Rep. Rob Bishop, Utah Republican and a member of the House Natural Resources Committee, told The Salt Lake Tribune that Mr. Bundy's remarks damaged his cause.
"His comments are inaccurate and degrading, and I think they are sad," said Mr. Bishop. "Unless I am missing something, I don't think it had any relevance to the situation he has, but the fact that he said them does not help his situation, does not help his case, does not help his credibility."
Others quick to condemn Mr. Bundy's remarks were Sen. Rand Paul of Kentucky, Republican National Committee Chairman Reince Priebus, Texas Gov. Rick Perry and Fox News host Sean Hannity.
Senate Majority Leader Harry Reid, Nevada Democrat, seized on the remarks to attack the rancher again. He has called Mr. Bundy and his family "domestic terrorists" for the way they defied a court order and the federal Bureau of Land Management.
"Today, Bundy revealed himself to be a hateful racist," Mr. Reid said in a statement. "But by denigrating people who work hard and play by the rules while he mooches off public land, he also revealed himself to be a hypocrite."
Mr. Bundy insisted that his remarks had been misinterpreted for political spin. "They made it sound like I was prejudiced. I wasn't prejudiced. I was actually inviting them to the party," he told radio host Alex Jones, but he didn't back away from his comments.
"If they think I'm racist, they're totally wrong," Mr. Bundy said. "Again, I'm wondering: Are you better off under the old system of slavery or are they better off under the welfare slavery that they're under now?"
He said at least one of the dozens of militia members helping guard his ranch is black, and "we love him and respect him the same as we do anyone else."

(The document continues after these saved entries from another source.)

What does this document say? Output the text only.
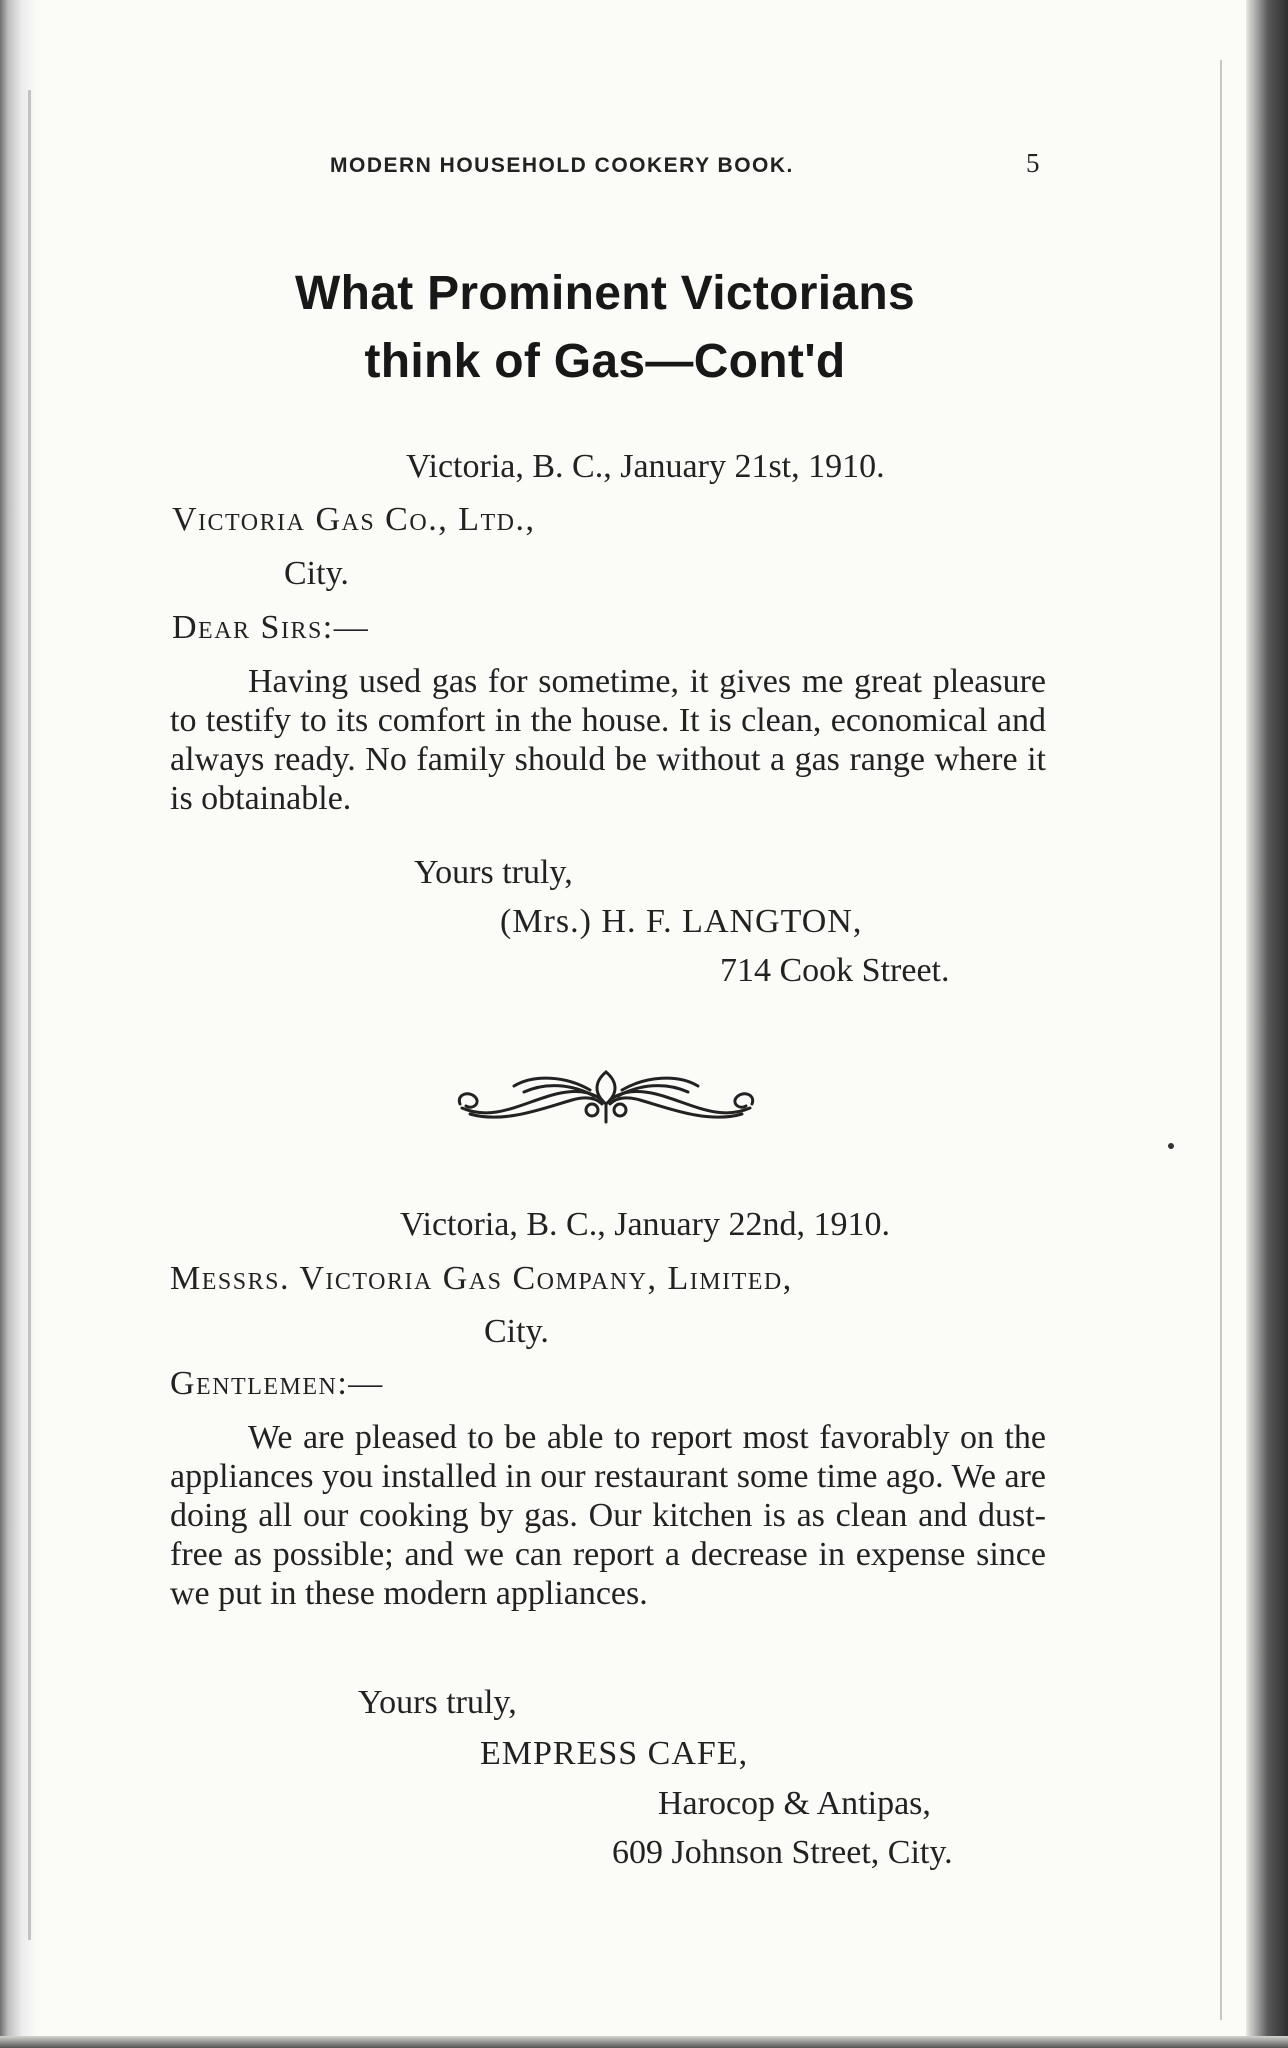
MODERN HOUSEHOLD COOKERY BOOK.	5
What Prominent Victorians
think of Gas—Cont'd
Victoria, B. C., January 21st, 1910.
Victoria Gas Co., Ltd.,
City.
Dear Sirs:—
Having used gas for sometime, it gives me great pleasure to testify to its comfort in the house. It is clean, economical and always ready. No family should be without a gas range where it is obtainable.
Yours truly,
(Mrs.) H. F. LANGTON,
714 Cook Street.
Victoria, B. C., January 22nd, 1910.
Messrs. Victoria Gas Company, Limited,
City.
Gentlemen:—
We are pleased to be able to report most favorably on the appliances you installed in our restaurant some time ago. We are doing all our cooking by gas. Our kitchen is as clean and dust-free as possible; and we can report a decrease in expense since we put in these modern appliances.
Yours truly,
EMPRESS CAFE,
Harocop & Antipas,
609 Johnson Street, City.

During his daily press conference at his ranch Saturday, Mr. Bundy said, "I want to tell you one more thing I know about the Negro," then recalled driving past public housing projects in North Las Vegas.

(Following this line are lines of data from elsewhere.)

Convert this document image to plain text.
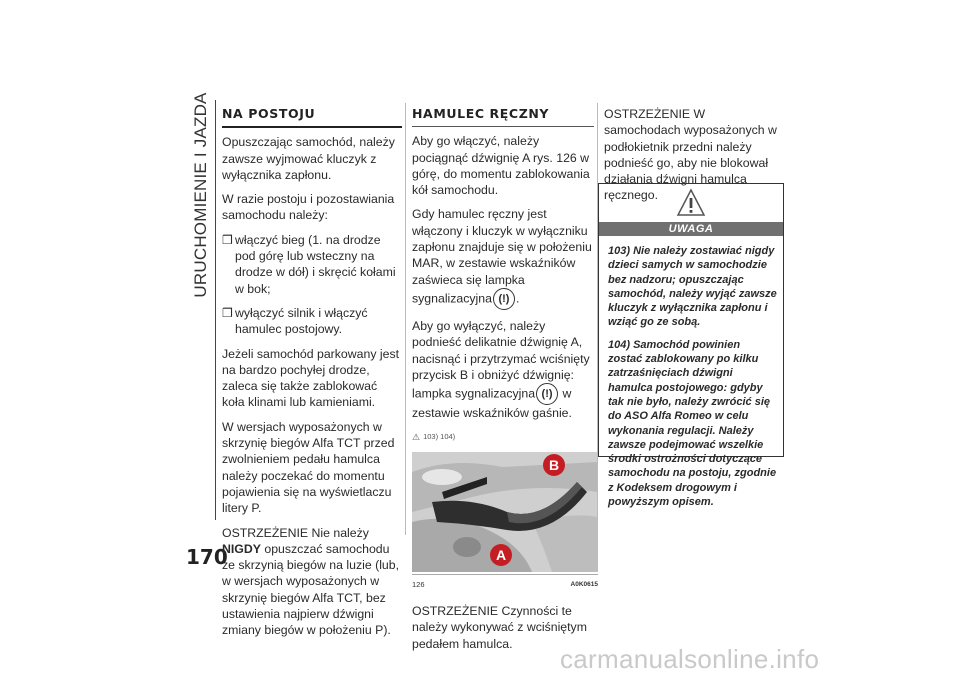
URUCHOMIENIE I JAZDA
170
NA POSTOJU

Opuszczając samochód, należy zawsze wyjmować kluczyk z wyłącznika zapłonu.

W razie postoju i pozostawiania samochodu należy:

❒ włączyć bieg (1. na drodze pod górę lub wsteczny na drodze w dół) i skręcić kołami w bok;
❒ wyłączyć silnik i włączyć hamulec postojowy.

Jeżeli samochód parkowany jest na bardzo pochyłej drodze, zaleca się także zablokować koła klinami lub kamieniami.

W wersjach wyposażonych w skrzynię biegów Alfa TCT przed zwolnieniem pedału hamulca należy poczekać do momentu pojawienia się na wyświetlaczu litery P.

OSTRZEŻENIE Nie należy NIGDY opuszczać samochodu ze skrzynią biegów na luzie (lub, w wersjach wyposażonych w skrzynię biegów Alfa TCT, bez ustawienia najpierw dźwigni zmiany biegów w położeniu P).

HAMULEC RĘCZNY

Aby go włączyć, należy pociągnąć dźwignię A rys. 126 w górę, do momentu zablokowania kół samochodu.

Gdy hamulec ręczny jest włączony i kluczyk w wyłączniku zapłonu znajduje się w położeniu MAR, w zestawie wskaźników zaświeca się lampka sygnalizacyjna (!) .

Aby go wyłączyć, należy podnieść delikatnie dźwignię A, nacisnąć i przytrzymać wciśnięty przycisk B i obniżyć dźwignię: lampka sygnalizacyjna (!) w zestawie wskaźników gaśnie.

⚠ 103) 104)
B
A
126	A0K0615

OSTRZEŻENIE Czynności te należy wykonywać z wciśniętym pedałem hamulca.

OSTRZEŻENIE W samochodach wyposażonych w podłokietnik przedni należy podnieść go, aby nie blokował działania dźwigni hamulca ręcznego.

UWAGA
103) Nie należy zostawiać nigdy dzieci samych w samochodzie bez nadzoru; opuszczając samochód, należy wyjąć zawsze kluczyk z wyłącznika zapłonu i wziąć go ze sobą.
104) Samochód powinien zostać zablokowany po kilku zatrzaśnięciach dźwigni hamulca postojowego: gdyby tak nie było, należy zwrócić się do ASO Alfa Romeo w celu wykonania regulacji. Należy zawsze podejmować wszelkie środki ostrożności dotyczące samochodu na postoju, zgodnie z Kodeksem drogowym i powyższym opisem.
carmanualsonline.info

"[I]n front of that government house, the door was usually open and the older people and the kids — and there is always at least a half a dozen people sitting on the porch — they didn't have nothing to do. They didn't have nothing for their kids to do. They didn't have nothing for their young girls to do," Mr. Bundy said in recorded remarks reprinted in The New York Times.
"And because they were basically on government subsidy, so now what do they do?" he said. "They abort their young children, they put their young men in jail, because they never learned how to pick cotton. And I've often wondered, are they better off as slaves, picking cotton and having a family life and doing things, or are they better off under government subsidy? They didn't get no more freedom. They got less freedom."

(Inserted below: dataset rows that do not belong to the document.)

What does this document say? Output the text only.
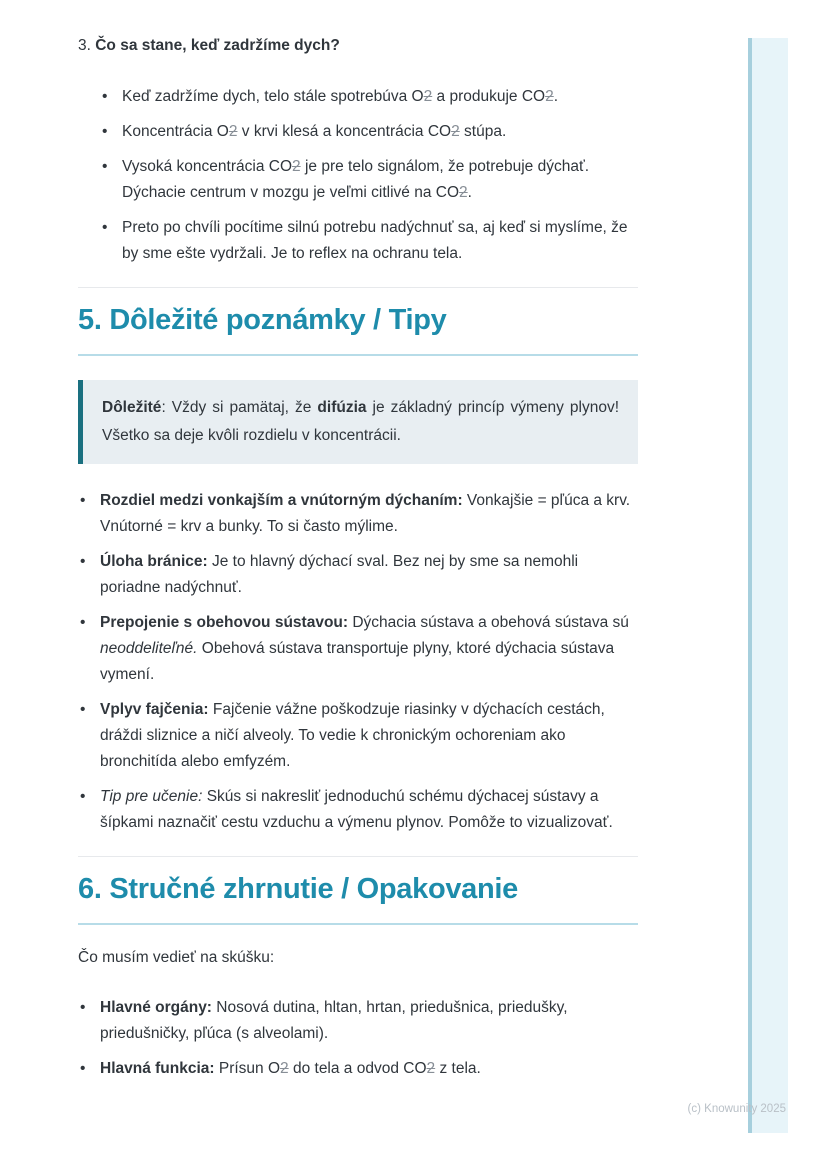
3. Čo sa stane, keď zadržíme dych?

• Keď zadržíme dych, telo stále spotrebúva O2 a produkuje CO2.
• Koncentrácia O2 v krvi klesá a koncentrácia CO2 stúpa.
• Vysoká koncentrácia CO2 je pre telo signálom, že potrebuje dýchať. Dýchacie centrum v mozgu je veľmi citlivé na CO2.
• Preto po chvíli pocítime silnú potrebu nadýchnuť sa, aj keď si myslíme, že by sme ešte vydržali. Je to reflex na ochranu tela.
5. Dôležité poznámky / Tipy
Dôležité: Vždy si pamätaj, že difúzia je základný princíp výmeny plynov! Všetko sa deje kvôli rozdielu v koncentrácii.
• Rozdiel medzi vonkajším a vnútorným dýchaním: Vonkajšie = pľúca a krv. Vnútorné = krv a bunky. To si často mýlime.
• Úloha bránice: Je to hlavný dýchací sval. Bez nej by sme sa nemohli poriadne nadýchnuť.
• Prepojenie s obehovou sústavou: Dýchacia sústava a obehová sústava sú neoddeliteľné. Obehová sústava transportuje plyny, ktoré dýchacia sústava vymení.
• Vplyv fajčenia: Fajčenie vážne poškodzuje riasinky v dýchacích cestách, dráždi sliznice a ničí alveoly. To vedie k chronickým ochoreniam ako bronchitída alebo emfyzém.
• Tip pre učenie: Skús si nakresliť jednoduchú schému dýchacej sústavy a šípkami naznačiť cestu vzduchu a výmenu plynov. Pomôže to vizualizovať.
6. Stručné zhrnutie / Opakovanie

Čo musím vedieť na skúšku:

• Hlavné orgány: Nosová dutina, hltan, hrtan, priedušnica, priedušky, priedušničky, pľúca (s alveolami).
• Hlavná funkcia: Prísun O2 do tela a odvod CO2 z tela.
(c) Knowunity 2025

Mr. Bundy became a national figure after armed federal agents swooped in to confiscate his cattle at his ranch in Bunkerville, Nev., in a dispute over grazing fees. The tense confrontations between BLM agents and armed Bundy supporters triggered a national debate over whether agencies such as the Bureau of Land Management were abusing their authority over landowners.
A number of lawmakers denounced the BLM's enforcement action as excessive use of force, but there has been less support for Mr. Bundy, who owes more than $1 million in fees and has lost several court decisions after refusing to pay for grazing rights for 21 years.
Mr. Paul released a statement Thursday saying, "His remarks on race are offensive and I wholeheartedly disagree with him."
A spokesman for Sen. Dean Heller, Nevada Republican, said in a statement, "Senator Heller completely disagrees with Mr. Bundy's appalling and racist statements, and condemns them in the most strenuous way."
Not everyone was abandoning the 67-year-old rancher as the media storm raged. A Thursday post on the Bundy Ranch Facebook page said there are "new rumors going around about Cliven."
"We all know that with the media, words are taken out of context, meanings are twisted, and they can take anything and turn it into what they want it to be. Cliven is a good man, he loves all people, he is not a racist man. He wants what is best for everyone."